Светлый фон

Время от времени мы покидали свое убежище, чтобы оказать помощь несчастным или дать концерт для раненых, но большую часть времени проводили наедине друг с другом, и посредством музыки и любви, любви и музыки моя душа возносилась на вершины блаженства.

На вилле, находившейся поблизости, жили почтенный монах и его сестра, мадам Джиральди. Он был белым монахом в Южной Африке. Это были наши единственные друзья, и я часто танцевала для них под священную и вдохновенную музыку Листа. К концу лета мы нашли студию в Ницце, а когда объявили перемирие, мы вернулись в Париж.

Война закончилась. Мы смотрели, как войска проходили победным маршем под Триумфальной аркой, и кричали: «Мир спасен!» На какое-то мгновение мы все превратились в поэтов, но, увы, как поэт время от времени пробуждается и пускается на поиски хлеба и сыра для своих возлюбленных, так и мир пробудился и вспомнил о своих насущных потребностях.

Мой Архангел взял меня за руку, и мы отправились в Белльвю, но нашли вместо дома одни руины. Мы все же подумали: «Почему бы не восстановить его?» – и потеряли несколько месяцев, пытаясь осуществить эту невыполнимую задачу.

В конце концов убедившись, что она действительно невыполнима, мы приняли предложение продать дом французскому правительству, придерживавшемуся мнения, что это большое здание прекрасно подойдет для устройства фабрики отравляющих газов для следующей войны. После того как я стала свидетельницей того, как мой храм Диониса превратился в госпиталь для раненых, теперь мне суждено было предоставить его под фабрику орудий войны. Потеря Белльвю очень огорчила меня. Белльвю, оттуда открывался такой прекрасный вид!

Когда продажа осуществилась и деньги поступили в банк, я купила дом на рю де ла Помп, где раньше помещался Бетховенский зал, и устроила там свою студию.

Мой Архангел обладал нежным состраданием.
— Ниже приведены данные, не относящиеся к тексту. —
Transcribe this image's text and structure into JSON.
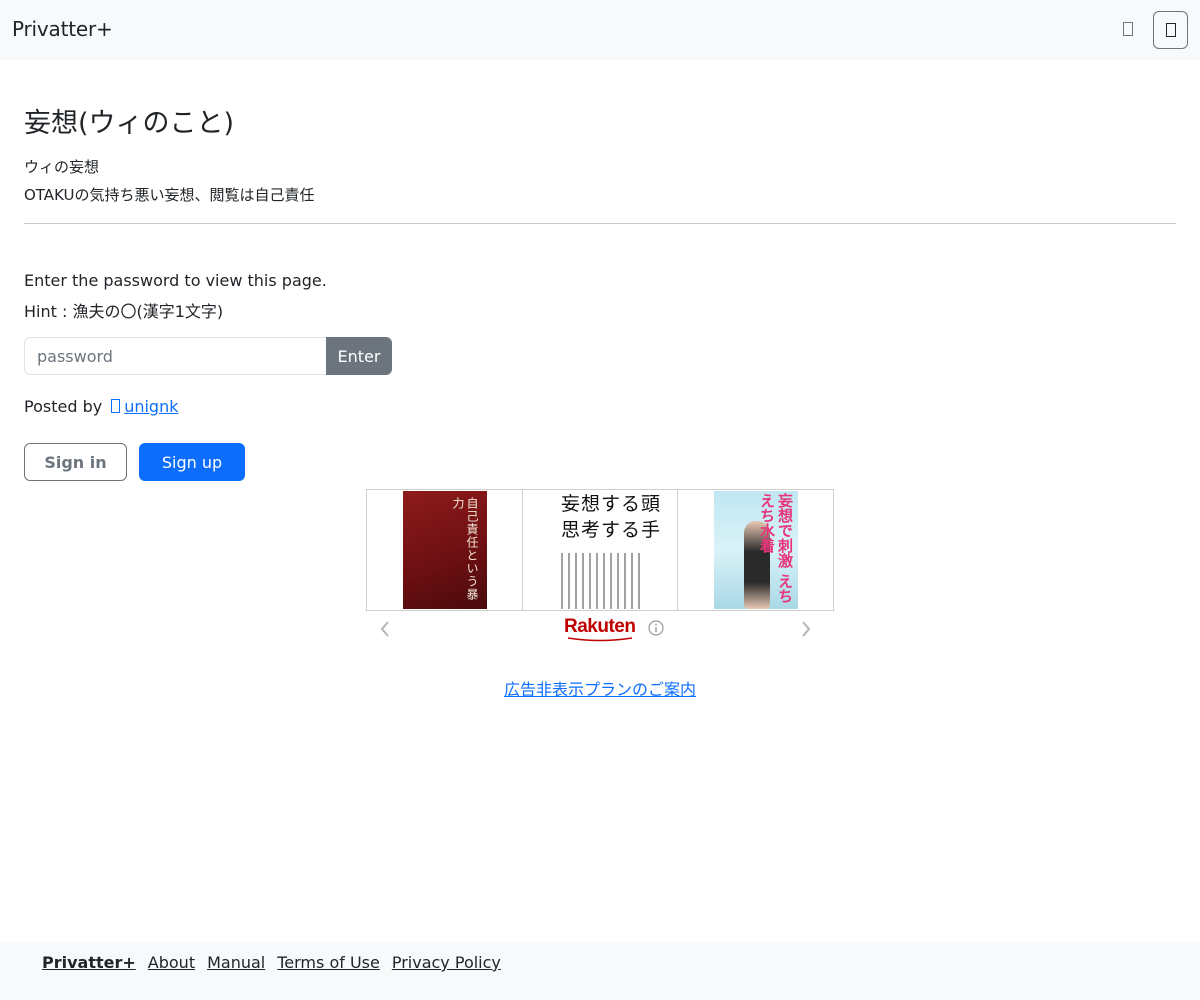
{
  "navbar": {
    "brand": "Privatter+"
  },
  "post": {
    "title": "妄想(ウィのこと)",
    "description_lines": [
      "ウィの妄想",
      "OTAKUの気持ち悪い妄想、閲覧は自己責任"
    ]
  },
  "password_gate": {
    "message": "Enter the password to view this page.",
    "hint": "Hint : 漁夫の〇(漢字1文字)",
    "placeholder": "password",
    "submit_label": "Enter"
  },
  "author": {
    "posted_by_label": "Posted by",
    "name": "unignk",
    "icon": "twitter-icon"
  },
  "auth": {
    "sign_in_label": "Sign in",
    "sign_up_label": "Sign up"
  },
  "ad": {
    "brand": "Rakuten",
    "books": [
      {
        "title": "自己責任という暴力"
      },
      {
        "title": "妄想する頭 思考する手"
      },
      {
        "title": "妄想で刺激 えちえち水着"
      }
    ],
    "no_ads_link": "広告非表示プランのご案内"
  },
  "footer": {
    "links": [
      "Privatter+",
      "About",
      "Manual",
      "Terms of Use",
      "Privacy Policy"
    ]
  },
  "colors": {
    "primary": "#0d6efd",
    "secondary": "#6c757d",
    "navbar_bg": "#f8f9fa",
    "rakuten_red": "#bf0000"
  }
}
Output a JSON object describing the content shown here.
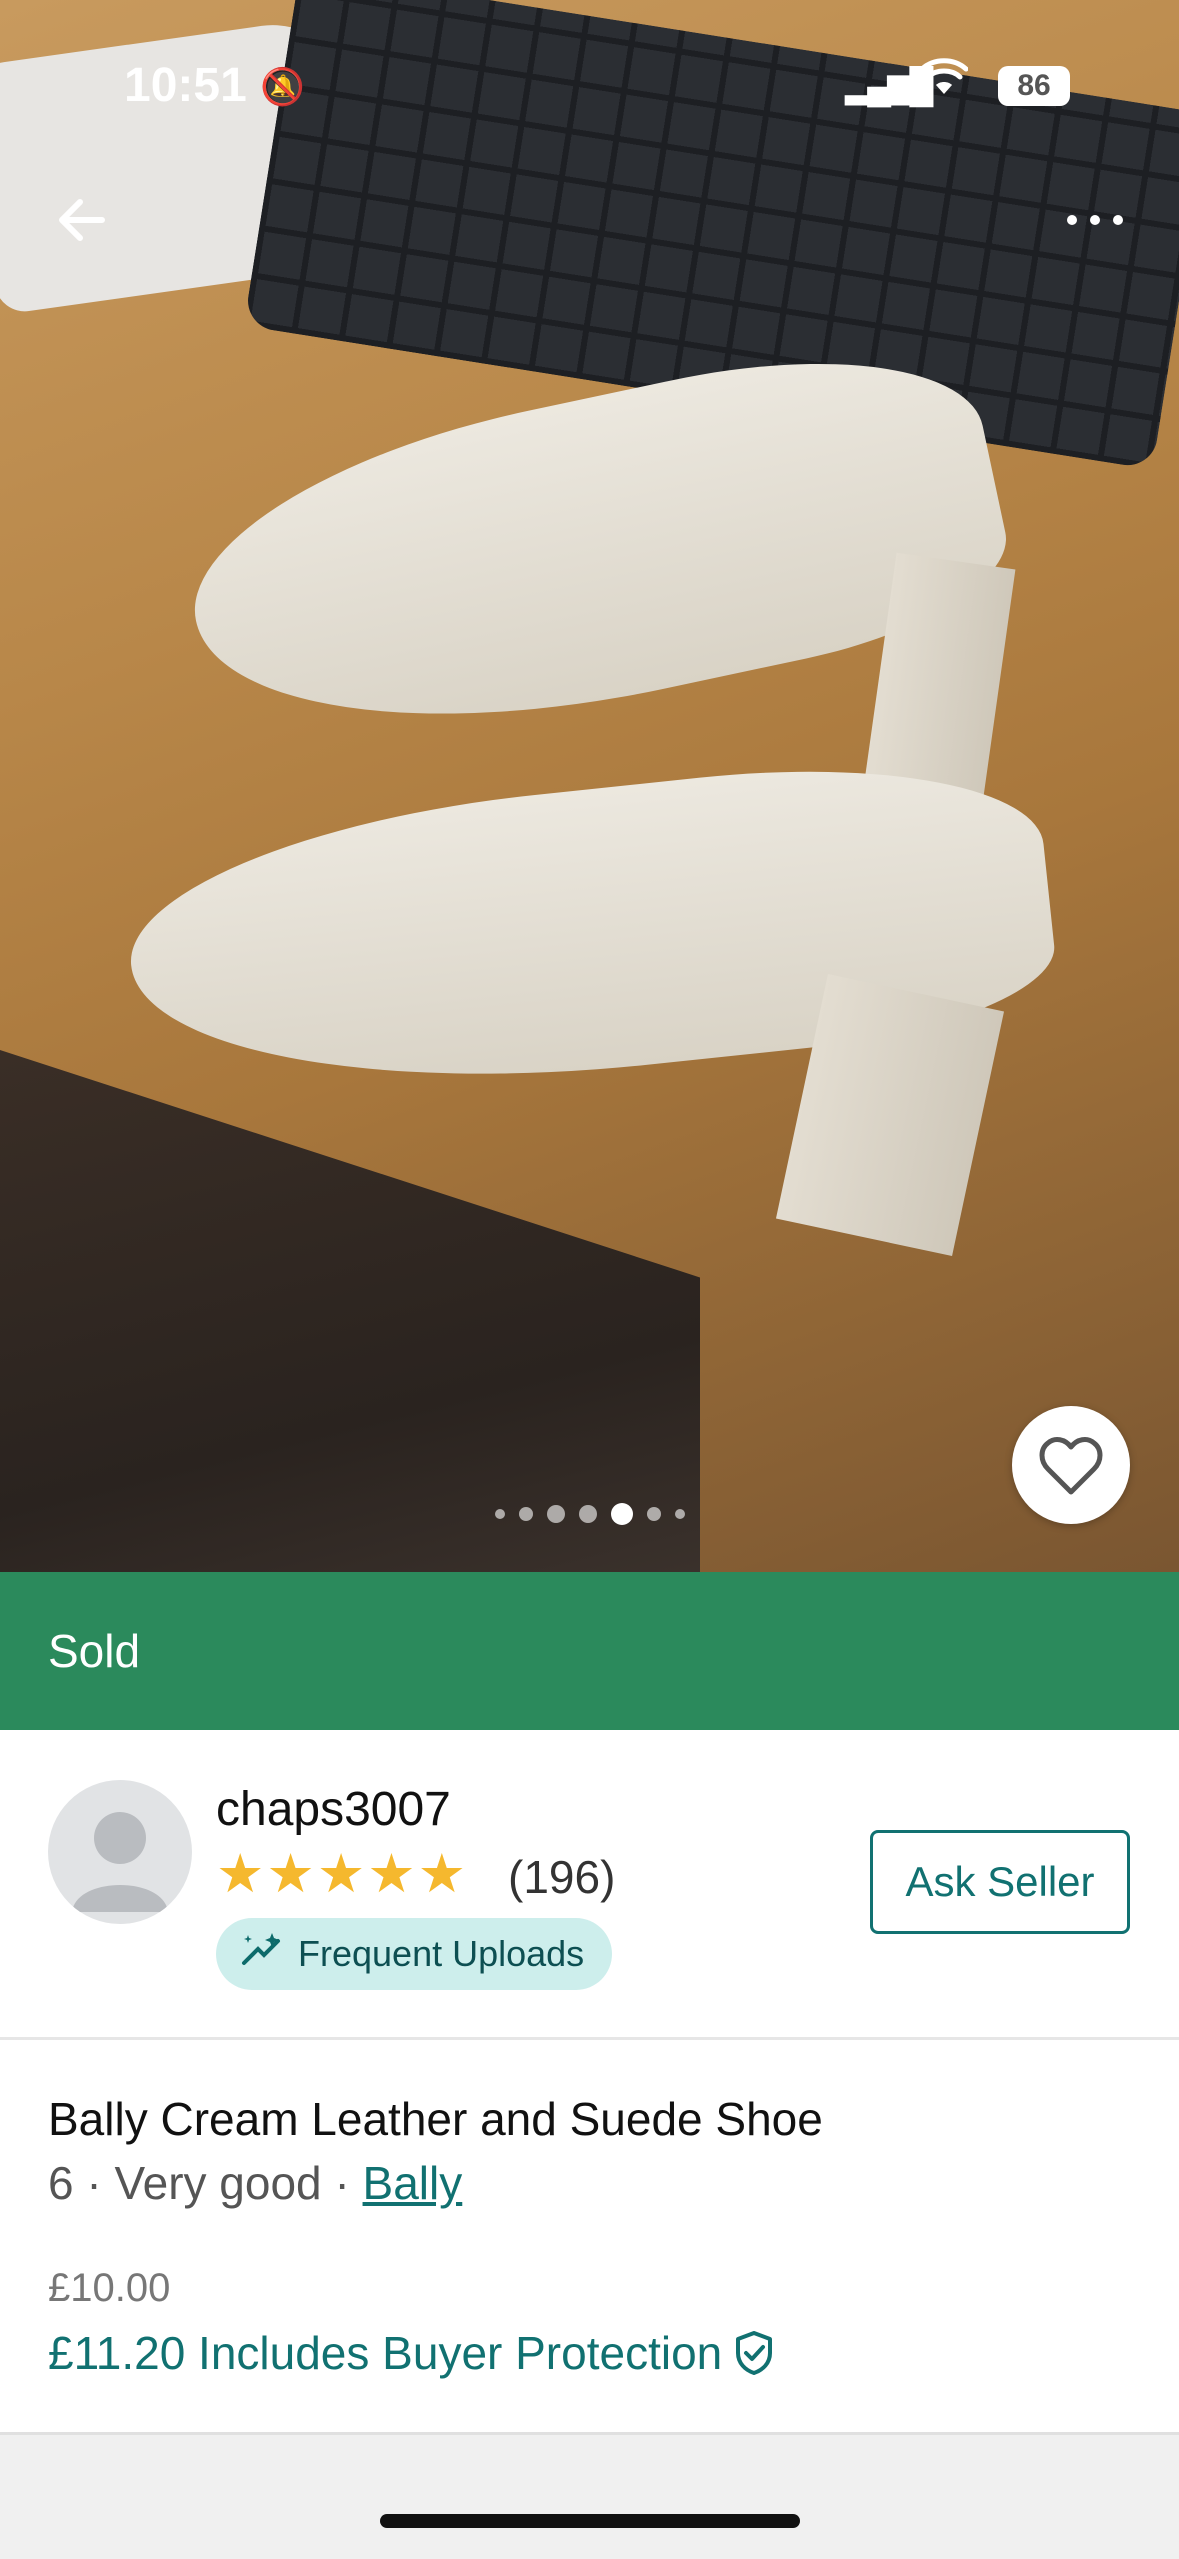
{
  "status_bar": {
    "time": "10:51",
    "battery": "86",
    "icons": [
      "bell-slash-icon",
      "signal-icon",
      "wifi-icon",
      "battery-icon"
    ]
  },
  "nav": {
    "back_icon": "arrow-left-icon",
    "more_icon": "more-horizontal-icon"
  },
  "gallery": {
    "image_count": 7,
    "active_index": 4,
    "favorite_icon": "heart-icon"
  },
  "status_banner": {
    "label": "Sold",
    "color": "#2b8a5c"
  },
  "seller": {
    "username": "chaps3007",
    "rating_stars": 5,
    "stars_text": "★★★★★",
    "review_count": "(196)",
    "badge_label": "Frequent Uploads",
    "badge_icon": "sparkle-upload-icon",
    "ask_button_label": "Ask Seller"
  },
  "item": {
    "title": "Bally Cream Leather and Suede Shoe",
    "size": "6",
    "separator": "·",
    "condition": "Very good",
    "brand": "Bally",
    "price": "£10.00",
    "total_price_text": "£11.20 Includes Buyer Protection",
    "protection_icon": "shield-check-icon"
  },
  "colors": {
    "accent": "#117171",
    "sold_green": "#2b8a5c",
    "star": "#f5b82e",
    "badge_bg": "#cdeeec"
  }
}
Он, казалось, ощущал всю печаль, которая тяжким бременем лежала на моем сердце и которая часто являлась причиной бессонных и полных слез ночей. В такие часы он смотрел на меня с таким сочувствием, такими исполненными света глазами, что моя душа испытывала успокоение.

В этой студии два наших искусства чудесным образом смешивались в одно, и под его влиянием мой танец становился легким, эфирным. Он первым посвятил меня в полной мере в духовное значение творчества Франца Листа, из произведений которого мы составили целый концерт. В тихой музыкальной комнате Бетховенского зала я приступила к изучению великих фресок в движении и свете из «Парсифаля», которые я хотела представить себе.